Trump is still more popular with this group than Democratic presidential nominee Joe Biden. But support for Trump is slipping. His 12-point advantage in August among white voters without college degrees is down from a 21-point lead in May, and well below the 34-point advantage he had over Hillary Clinton in 2016.
The poll also found that, so far, Trump supporters’ commitment to vote has remained flat.
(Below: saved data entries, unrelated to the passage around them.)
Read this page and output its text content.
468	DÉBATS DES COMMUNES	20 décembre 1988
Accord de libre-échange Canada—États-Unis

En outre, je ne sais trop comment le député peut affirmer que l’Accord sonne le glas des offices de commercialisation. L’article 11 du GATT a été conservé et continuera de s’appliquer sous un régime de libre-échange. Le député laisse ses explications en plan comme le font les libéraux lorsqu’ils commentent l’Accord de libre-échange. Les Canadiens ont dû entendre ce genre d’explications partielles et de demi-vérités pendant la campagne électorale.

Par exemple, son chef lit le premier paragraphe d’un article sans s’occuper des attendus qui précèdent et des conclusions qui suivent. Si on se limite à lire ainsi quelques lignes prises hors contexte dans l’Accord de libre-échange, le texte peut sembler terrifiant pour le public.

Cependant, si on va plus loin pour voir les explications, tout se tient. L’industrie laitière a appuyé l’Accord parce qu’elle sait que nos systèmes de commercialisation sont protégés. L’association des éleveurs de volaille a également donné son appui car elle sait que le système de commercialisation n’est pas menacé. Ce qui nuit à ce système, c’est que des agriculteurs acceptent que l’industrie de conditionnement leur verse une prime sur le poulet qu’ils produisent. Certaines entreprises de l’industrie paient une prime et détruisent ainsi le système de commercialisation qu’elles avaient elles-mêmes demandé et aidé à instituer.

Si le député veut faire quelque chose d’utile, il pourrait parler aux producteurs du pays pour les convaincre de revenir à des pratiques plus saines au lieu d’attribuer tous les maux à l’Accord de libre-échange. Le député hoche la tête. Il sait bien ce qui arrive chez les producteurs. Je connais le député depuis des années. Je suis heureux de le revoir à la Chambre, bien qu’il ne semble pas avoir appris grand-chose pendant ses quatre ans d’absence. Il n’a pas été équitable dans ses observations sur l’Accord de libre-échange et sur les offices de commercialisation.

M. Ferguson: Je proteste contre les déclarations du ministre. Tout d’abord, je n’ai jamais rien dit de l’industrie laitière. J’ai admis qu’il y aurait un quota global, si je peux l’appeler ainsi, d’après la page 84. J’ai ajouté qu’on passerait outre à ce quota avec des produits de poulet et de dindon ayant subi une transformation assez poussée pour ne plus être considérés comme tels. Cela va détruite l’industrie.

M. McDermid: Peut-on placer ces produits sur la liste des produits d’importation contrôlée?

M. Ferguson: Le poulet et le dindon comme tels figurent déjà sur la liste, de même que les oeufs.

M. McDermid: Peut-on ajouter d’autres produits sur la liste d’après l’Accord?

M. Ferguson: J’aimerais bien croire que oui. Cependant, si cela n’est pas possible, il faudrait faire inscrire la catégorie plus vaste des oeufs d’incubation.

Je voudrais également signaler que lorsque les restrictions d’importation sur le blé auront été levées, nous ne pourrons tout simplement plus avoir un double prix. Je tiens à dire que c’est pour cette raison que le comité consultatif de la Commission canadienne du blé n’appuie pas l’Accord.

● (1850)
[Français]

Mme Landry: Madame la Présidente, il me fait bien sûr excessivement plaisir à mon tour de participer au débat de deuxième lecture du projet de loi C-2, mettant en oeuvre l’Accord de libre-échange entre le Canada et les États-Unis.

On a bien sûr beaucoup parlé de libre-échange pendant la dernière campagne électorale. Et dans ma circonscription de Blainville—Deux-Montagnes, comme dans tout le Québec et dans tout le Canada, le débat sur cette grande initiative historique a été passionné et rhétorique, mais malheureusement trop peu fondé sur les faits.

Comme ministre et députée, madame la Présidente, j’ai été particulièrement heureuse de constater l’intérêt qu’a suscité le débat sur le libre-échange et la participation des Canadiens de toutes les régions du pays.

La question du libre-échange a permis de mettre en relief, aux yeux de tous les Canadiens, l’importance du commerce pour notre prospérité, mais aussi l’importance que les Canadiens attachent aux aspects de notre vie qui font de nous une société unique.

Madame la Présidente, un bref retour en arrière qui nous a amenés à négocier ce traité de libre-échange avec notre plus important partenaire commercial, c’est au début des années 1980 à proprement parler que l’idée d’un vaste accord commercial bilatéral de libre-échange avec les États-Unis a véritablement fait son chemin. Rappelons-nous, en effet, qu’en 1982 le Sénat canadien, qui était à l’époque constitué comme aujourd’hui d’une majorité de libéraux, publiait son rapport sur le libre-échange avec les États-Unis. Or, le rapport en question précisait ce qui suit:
While - interest has risen among other groups - like minorities and women - that lean toward Democrats.
The data suggests that this time, there will be greater pressure on the Republican Party - and not the Democratic Party - to boost voter turnout to win.
Despite the growth of minority populations, whites still dominate the U.S. electorate, accounting for nearly three-quarters of the voters in 2016, even though they make up only 60% of the overall population.
Their opinions are crucial for Trump, who during his presidency has focused on opposing immigration and expressed his sympathy for white racial grievances.
Trump has criticized anti-racism protesters as "thugs," and most recently defended a white gunman charged with killing two Black Lives Matter demonstrators in Wisconsin.
Trump campaign spokesman Hogan Gidley insists the campaign’s internal polling shows that the president is "tied or ahead in all of the key battleground states."
But polls by media and academic organizations currently show Biden ahead by at least a few points in most battleground states, including Wisconsin, Michigan, Pennsylvania, Florida and Arizona.